1. Introduction to Graph Theory/Network Topology

• Graph theory, also known as network topology, is a method to represent a circuit consisting of different elements.
• A circuit with elements like capacitance, resistance, and inductance can be represented as a graph by considering interconnecting points as nodes.
• Example: A circuit with resistors (R1, R2, R3) and an inductor (L1) is transformed into a graph with nodes 1, 2, 3, and 4, where the components are represented as branches connecting these nodes.

2. Basic Terminologies

• Branch: Any individual element (e.g., R1, R2, L1) within the graph. The terminals of these branches are called nodes.
• Node: The terminals or interconnecting points of branches.
• Degree of a Node: The number of branches connected to a particular node.
  • Example: If three branches are connected to node 4, the degree of node 4 is 3.
• Tree: An interconnected, open (no loops) set of branches that includes all nodes of the graph.
  • A given circuit can have multiple possible tree combinations.
  • Example: Branches connecting nodes 1-4, 2-4, and 3-4 form a tree because they connect all nodes without creating a closed loop.
• Tree Branch (Twig): All the branches that constitute a specific tree.
  • Example: If branches 1, 2, and 3 form a tree, then branches 1, 2, and 3 are tree branches (twigs).
• Tree Link: The branches in the original graph that are not part of a given tree.
  • Example: If branches 1, 2, and 3 are twigs, then the remaining branches in the original graph are links.
• Loop: A closed path or contour formed by a combination of branches in the graph.
  • Example: Branches connecting nodes 2-3, 3-4, and 4-2 form a loop.

3. Relation Between Twigs and Links

• n: Number of nodes in the graph.
• Number of Twigs: n - 1
• L: Number of links in the graph.
• Formula for L: L = B - N - 1 = B - N + 1, where B is the total number of branches in the graph.
• Example:
  • A graph with 4 nodes (n = 4) will have 4 - 1 = 3 twigs.
  • If the graph has 6 total branches (B = 6), then the number of links (L) is 6 - 4 + 1 = 3.

4. Examples of Converting Circuits to Graphs

• A single element (e.g., a resistor) in a circuit is represented by two nodes connected by one branch.
• Two elements in series are represented by three nodes and two branches.
• Two elements in parallel are represented by two nodes and two branches.
• A more complex network is broken down into nodes and branches representing the interconnections and components.

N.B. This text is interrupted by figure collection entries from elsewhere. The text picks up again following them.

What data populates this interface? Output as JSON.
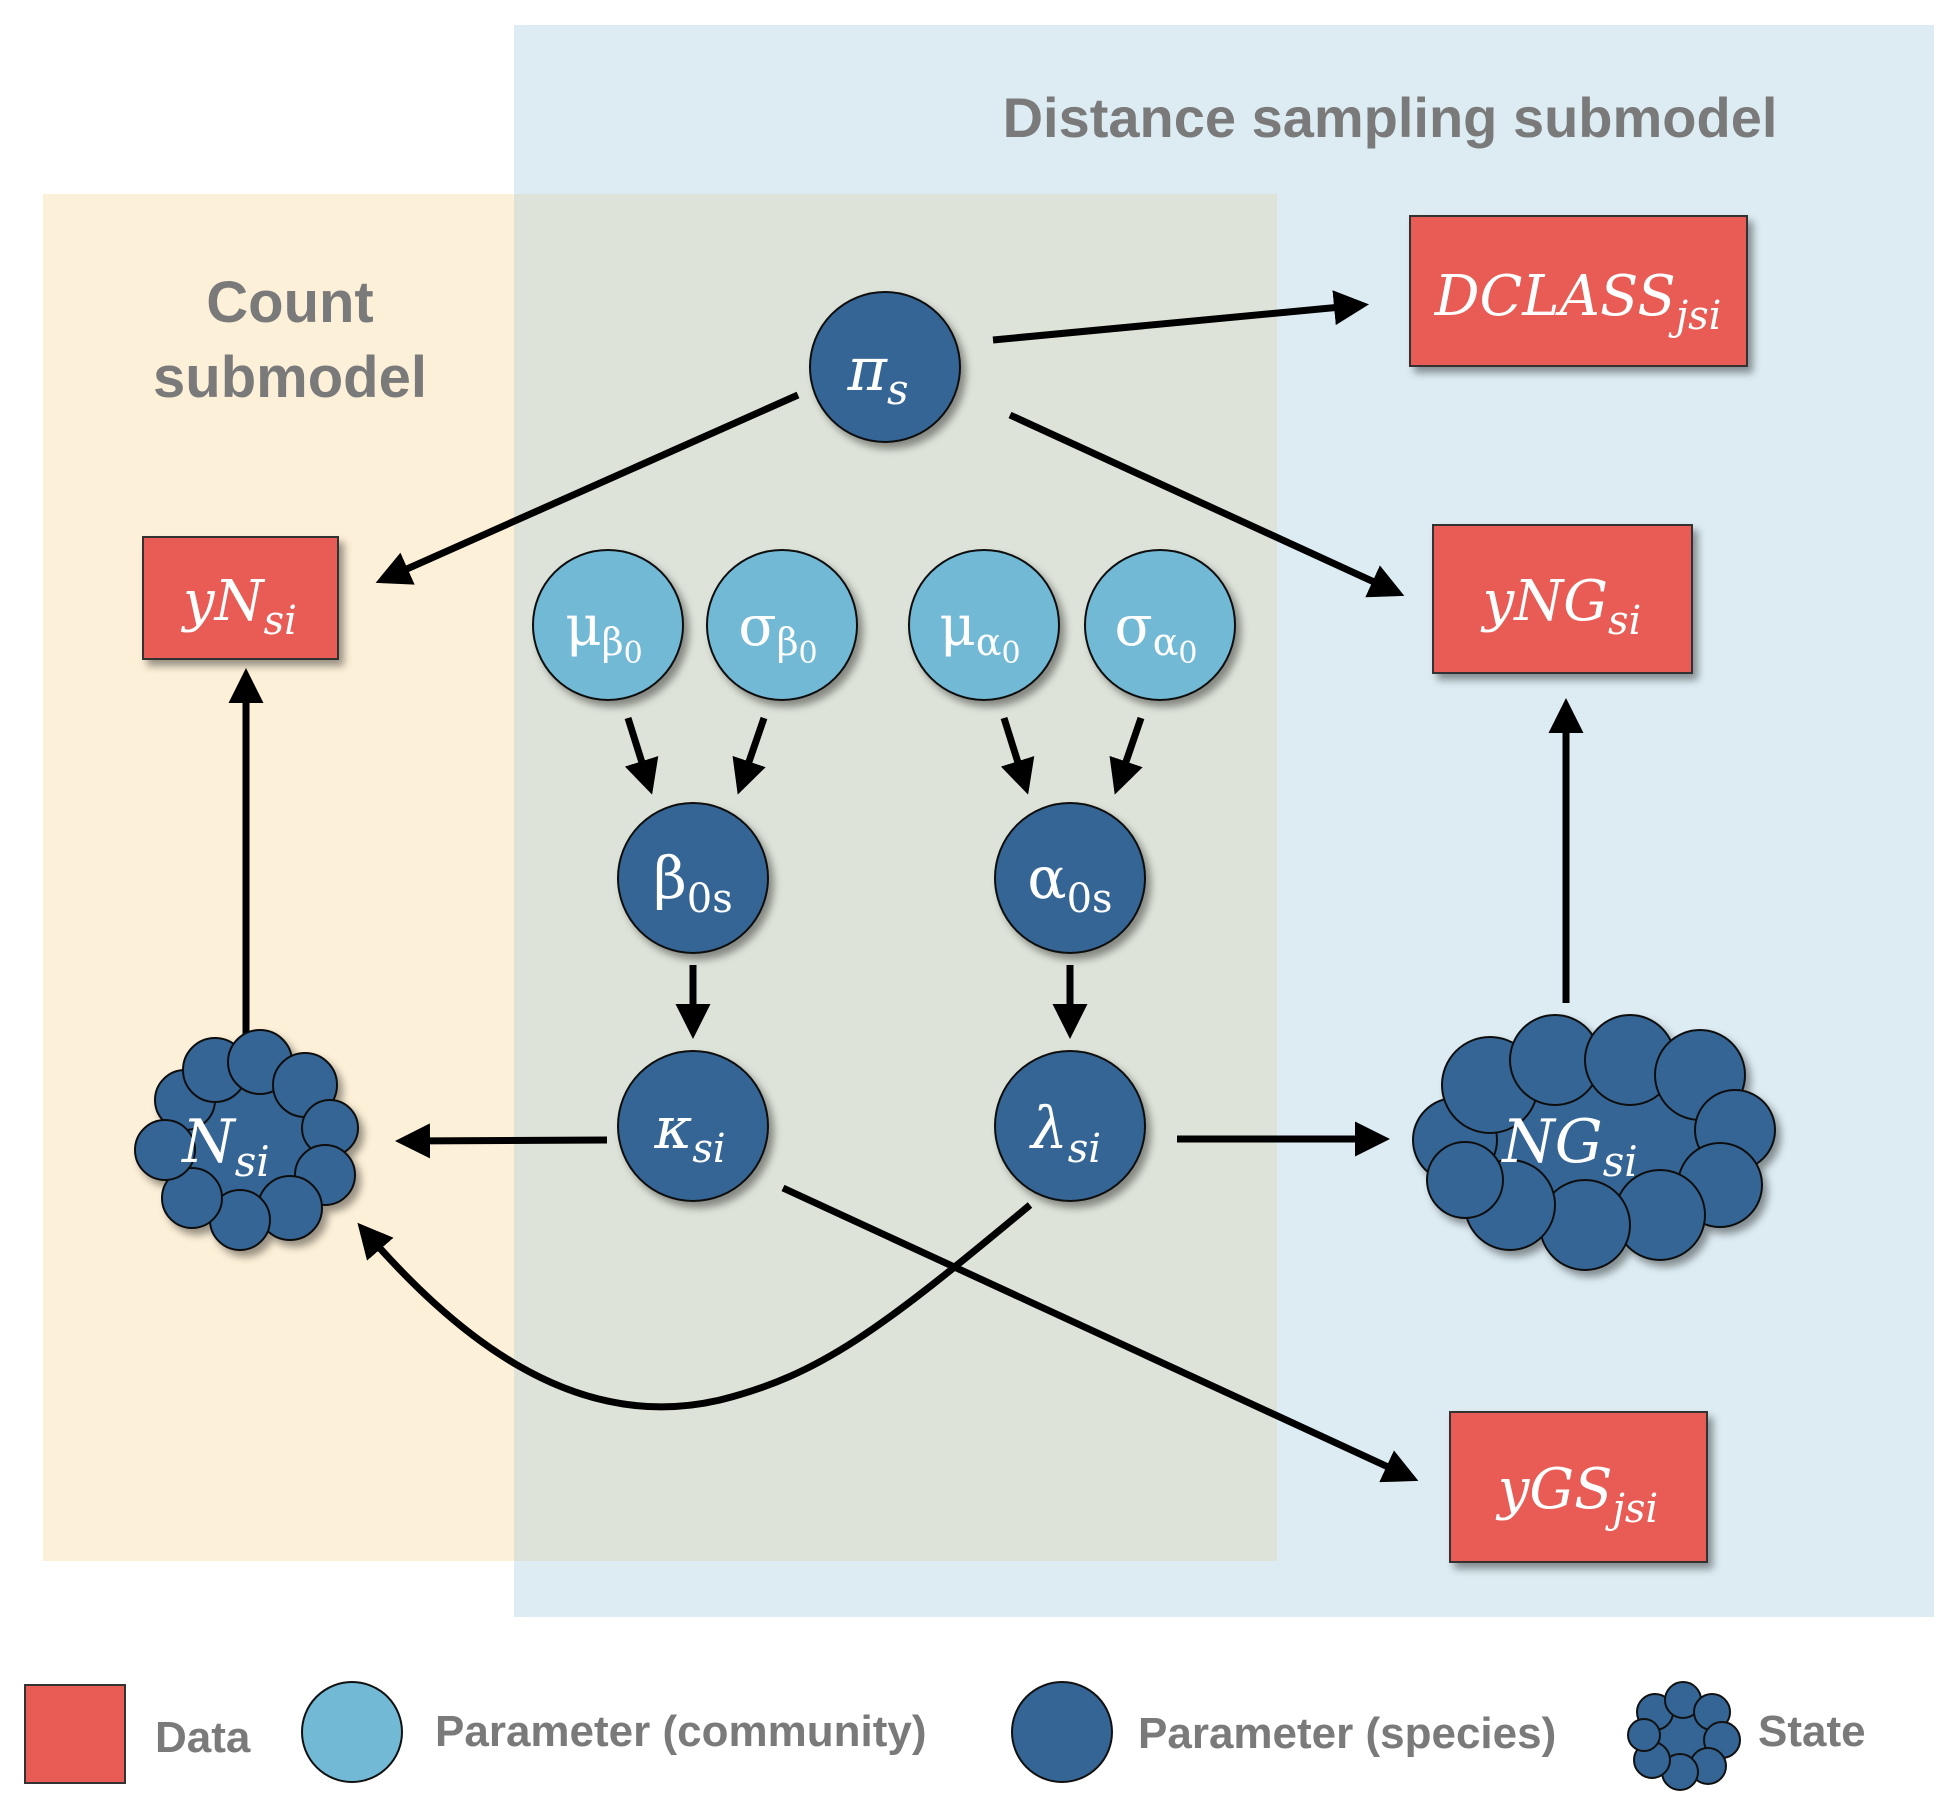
{
  "colors": {
    "data": "#e85c55",
    "parameter_community": "#72b9d5",
    "parameter_species": "#356595",
    "state": "#356595",
    "count_region": "#fdf0d8",
    "distance_region": "#dcecf2",
    "overlap_region": "#dde3d8",
    "label_gray": "#7a7a7a"
  },
  "regions": {
    "distance": {
      "label": "Distance sampling submodel"
    },
    "count": {
      "label_line1": "Count",
      "label_line2": "submodel"
    }
  },
  "nodes": {
    "pi": {
      "base": "π",
      "sub": "s",
      "type": "parameter-species"
    },
    "mu_beta": {
      "base": "μ",
      "sub": "β",
      "subsub": "0",
      "type": "parameter-community"
    },
    "sigma_beta": {
      "base": "σ",
      "sub": "β",
      "subsub": "0",
      "type": "parameter-community"
    },
    "mu_alpha": {
      "base": "μ",
      "sub": "α",
      "subsub": "0",
      "type": "parameter-community"
    },
    "sigma_alpha": {
      "base": "σ",
      "sub": "α",
      "subsub": "0",
      "type": "parameter-community"
    },
    "beta0": {
      "base": "β",
      "sub": "0s",
      "type": "parameter-species"
    },
    "alpha0": {
      "base": "α",
      "sub": "0s",
      "type": "parameter-species"
    },
    "kappa": {
      "base": "κ",
      "sub": "si",
      "type": "parameter-species"
    },
    "lambda": {
      "base": "λ",
      "sub": "si",
      "type": "parameter-species"
    },
    "N": {
      "base": "N",
      "sub": "si",
      "type": "state"
    },
    "NG": {
      "base": "NG",
      "sub": "si",
      "type": "state"
    },
    "yN": {
      "base": "yN",
      "sub": "si",
      "type": "data"
    },
    "yNG": {
      "base": "yNG",
      "sub": "si",
      "type": "data"
    },
    "DCLASS": {
      "base": "DCLASS",
      "sub": "jsi",
      "type": "data"
    },
    "yGS": {
      "base": "yGS",
      "sub": "jsi",
      "type": "data"
    }
  },
  "edges": [
    [
      "pi",
      "DCLASS"
    ],
    [
      "pi",
      "yN"
    ],
    [
      "pi",
      "yNG"
    ],
    [
      "mu_beta",
      "beta0"
    ],
    [
      "sigma_beta",
      "beta0"
    ],
    [
      "mu_alpha",
      "alpha0"
    ],
    [
      "sigma_alpha",
      "alpha0"
    ],
    [
      "beta0",
      "kappa"
    ],
    [
      "alpha0",
      "lambda"
    ],
    [
      "kappa",
      "N"
    ],
    [
      "kappa",
      "yGS"
    ],
    [
      "lambda",
      "NG"
    ],
    [
      "lambda",
      "N"
    ],
    [
      "N",
      "yN"
    ],
    [
      "NG",
      "yNG"
    ]
  ],
  "legend": {
    "data": "Data",
    "parameter_community": "Parameter (community)",
    "parameter_species": "Parameter (species)",
    "state": "State"
  }
}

5. Oriented Graph (Directed Graph)

• An oriented graph, also called a directed graph, is a graph in which a direction (e.g., current flow) is assigned to each branch.
• By assigning a direction of current to each branch, the graph becomes an oriented or directed graph.

6. Conclusion

• Graph theory provides a method for representing and analyzing electrical circuits using nodes and branches.
• Understanding the terminologies (branch, node, tree, link, loop) and their relationships is crucial for applying graph theory to network analysis.
• Converting a circuit into a graph allows for the application of graph-theoretic techniques to solve circuit problems.